List of pairs can be represented by JSON objects or by Python dictionaries if the correct annotations are provided:

  • (string * bar) list <json repr="object"> will use JSON objects to represent a list of pairs of Python type List[str, Bar]. Using the annotation <json repr="array"> is equivalent to the default.

  • (foo * bar) list <python repr="dict"> will use a Python dictionary of type Dict[Foo, Bar] to represent the association list. Using the annotation <python repr="list"> is equivalent to the default.

Additional imports

At the beginning of the ATD file, placing annotations like this one allow inserting arbitrary Python code or comments:

<python text="import deco">

This is the recommended mechanism for inserting imports. In contrast, it should be used only as last resort for inserting functions or classes.
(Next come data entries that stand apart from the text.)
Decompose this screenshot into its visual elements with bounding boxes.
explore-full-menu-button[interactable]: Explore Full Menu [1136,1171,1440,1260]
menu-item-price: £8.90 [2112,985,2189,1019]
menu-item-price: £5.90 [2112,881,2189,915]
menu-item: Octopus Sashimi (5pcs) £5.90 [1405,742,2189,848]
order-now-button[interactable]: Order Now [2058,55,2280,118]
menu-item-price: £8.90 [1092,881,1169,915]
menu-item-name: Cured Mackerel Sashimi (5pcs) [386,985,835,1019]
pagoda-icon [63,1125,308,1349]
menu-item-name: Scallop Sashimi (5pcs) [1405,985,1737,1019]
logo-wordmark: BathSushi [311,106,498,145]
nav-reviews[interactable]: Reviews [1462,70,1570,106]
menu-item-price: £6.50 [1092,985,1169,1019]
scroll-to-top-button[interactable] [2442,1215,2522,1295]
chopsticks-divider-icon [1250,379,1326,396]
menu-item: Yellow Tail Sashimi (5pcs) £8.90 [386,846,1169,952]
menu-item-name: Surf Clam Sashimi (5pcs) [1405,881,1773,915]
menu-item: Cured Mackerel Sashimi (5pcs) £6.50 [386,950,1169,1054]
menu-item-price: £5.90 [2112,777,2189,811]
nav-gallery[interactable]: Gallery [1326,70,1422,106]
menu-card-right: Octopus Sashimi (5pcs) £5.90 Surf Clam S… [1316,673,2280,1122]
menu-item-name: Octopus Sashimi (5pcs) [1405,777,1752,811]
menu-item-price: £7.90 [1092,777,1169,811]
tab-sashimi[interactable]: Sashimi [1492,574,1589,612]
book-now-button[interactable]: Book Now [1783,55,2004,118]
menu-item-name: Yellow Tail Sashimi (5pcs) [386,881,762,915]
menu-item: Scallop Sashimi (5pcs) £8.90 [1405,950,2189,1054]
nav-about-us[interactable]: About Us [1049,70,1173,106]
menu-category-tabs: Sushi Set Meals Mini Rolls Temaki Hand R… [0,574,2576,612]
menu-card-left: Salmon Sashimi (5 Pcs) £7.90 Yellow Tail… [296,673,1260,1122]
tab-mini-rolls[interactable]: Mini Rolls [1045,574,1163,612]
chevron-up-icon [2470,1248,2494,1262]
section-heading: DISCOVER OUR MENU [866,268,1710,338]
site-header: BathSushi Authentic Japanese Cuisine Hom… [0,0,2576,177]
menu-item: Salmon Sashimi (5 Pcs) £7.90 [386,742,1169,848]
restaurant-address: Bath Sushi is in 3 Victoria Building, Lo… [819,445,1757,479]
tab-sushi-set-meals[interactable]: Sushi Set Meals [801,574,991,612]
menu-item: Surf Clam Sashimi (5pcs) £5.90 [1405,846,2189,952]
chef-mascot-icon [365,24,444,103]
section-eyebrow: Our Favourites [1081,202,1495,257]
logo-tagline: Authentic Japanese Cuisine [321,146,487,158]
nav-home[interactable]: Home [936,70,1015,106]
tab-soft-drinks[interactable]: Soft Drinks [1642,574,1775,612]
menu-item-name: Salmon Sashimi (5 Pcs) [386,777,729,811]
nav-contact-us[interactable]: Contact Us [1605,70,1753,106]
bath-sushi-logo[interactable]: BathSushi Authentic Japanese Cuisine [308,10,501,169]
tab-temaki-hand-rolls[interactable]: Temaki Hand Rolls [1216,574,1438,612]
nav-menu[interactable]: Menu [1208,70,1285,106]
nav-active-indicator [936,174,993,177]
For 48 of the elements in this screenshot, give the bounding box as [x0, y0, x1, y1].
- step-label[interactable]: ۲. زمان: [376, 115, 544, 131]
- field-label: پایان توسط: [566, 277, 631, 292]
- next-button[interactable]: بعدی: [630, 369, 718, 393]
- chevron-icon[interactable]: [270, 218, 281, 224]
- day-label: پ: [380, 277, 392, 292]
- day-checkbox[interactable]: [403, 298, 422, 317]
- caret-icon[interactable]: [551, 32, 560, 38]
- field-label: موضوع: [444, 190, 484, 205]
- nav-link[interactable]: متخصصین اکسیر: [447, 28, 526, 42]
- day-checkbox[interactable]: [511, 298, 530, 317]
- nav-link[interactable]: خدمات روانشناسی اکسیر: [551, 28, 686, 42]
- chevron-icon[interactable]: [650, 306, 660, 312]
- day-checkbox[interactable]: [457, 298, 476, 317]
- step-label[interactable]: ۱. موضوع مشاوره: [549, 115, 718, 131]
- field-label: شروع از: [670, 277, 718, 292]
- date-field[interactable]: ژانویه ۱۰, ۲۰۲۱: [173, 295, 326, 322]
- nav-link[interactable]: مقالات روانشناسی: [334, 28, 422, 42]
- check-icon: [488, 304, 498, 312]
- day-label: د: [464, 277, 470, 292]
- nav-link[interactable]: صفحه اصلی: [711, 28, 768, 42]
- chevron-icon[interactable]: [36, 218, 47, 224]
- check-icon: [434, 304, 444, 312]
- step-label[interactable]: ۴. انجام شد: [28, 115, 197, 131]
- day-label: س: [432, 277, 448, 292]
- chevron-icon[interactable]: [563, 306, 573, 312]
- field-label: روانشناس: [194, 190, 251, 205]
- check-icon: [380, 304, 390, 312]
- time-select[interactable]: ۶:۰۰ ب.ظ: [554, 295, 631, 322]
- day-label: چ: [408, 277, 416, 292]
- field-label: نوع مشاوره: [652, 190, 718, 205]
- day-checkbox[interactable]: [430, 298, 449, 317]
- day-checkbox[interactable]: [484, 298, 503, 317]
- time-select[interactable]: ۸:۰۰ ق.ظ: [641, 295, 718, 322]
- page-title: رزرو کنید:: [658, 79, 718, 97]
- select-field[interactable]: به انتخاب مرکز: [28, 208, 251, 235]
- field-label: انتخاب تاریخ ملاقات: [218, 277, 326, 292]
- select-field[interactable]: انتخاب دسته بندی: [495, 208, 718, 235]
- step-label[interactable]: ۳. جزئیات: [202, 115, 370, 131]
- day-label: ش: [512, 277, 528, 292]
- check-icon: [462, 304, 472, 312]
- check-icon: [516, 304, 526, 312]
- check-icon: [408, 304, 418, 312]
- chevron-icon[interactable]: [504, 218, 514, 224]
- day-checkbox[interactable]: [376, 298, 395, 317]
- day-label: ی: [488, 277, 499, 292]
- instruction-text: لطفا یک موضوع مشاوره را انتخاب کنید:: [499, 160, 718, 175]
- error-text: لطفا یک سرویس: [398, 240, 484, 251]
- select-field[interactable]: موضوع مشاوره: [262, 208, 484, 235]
In the future, atdpy may generate more than one kind of files. An annotation of the form <python text="..."> will insert that text into all the generated files. In order to insert code only in the .py file that handles JSON, it is recommended to use a more specific annotation of the form <python json_py.text="...">:

<python json_py.text="import deco">

Custom class decorators

Extra class decorators can be specified in addition to @dataclass. The following ATD definition will add 3 decorators:

type thing <python decorator="deco.deco1"
                   decorator="deco.deco2(42)"
                   decorator="dataclass(order=True)"> = {
  foo: int;
  bar: string;
}

The generated Python class will start like this:

@deco.deco1
@deco.deco2(42)
@dataclass(order=True)
@dataclass
class Thing:
    ...

If extra class decorators are specifed on a sum type, the python classes generated for the constructors of the sum type will also have the extra class decorators.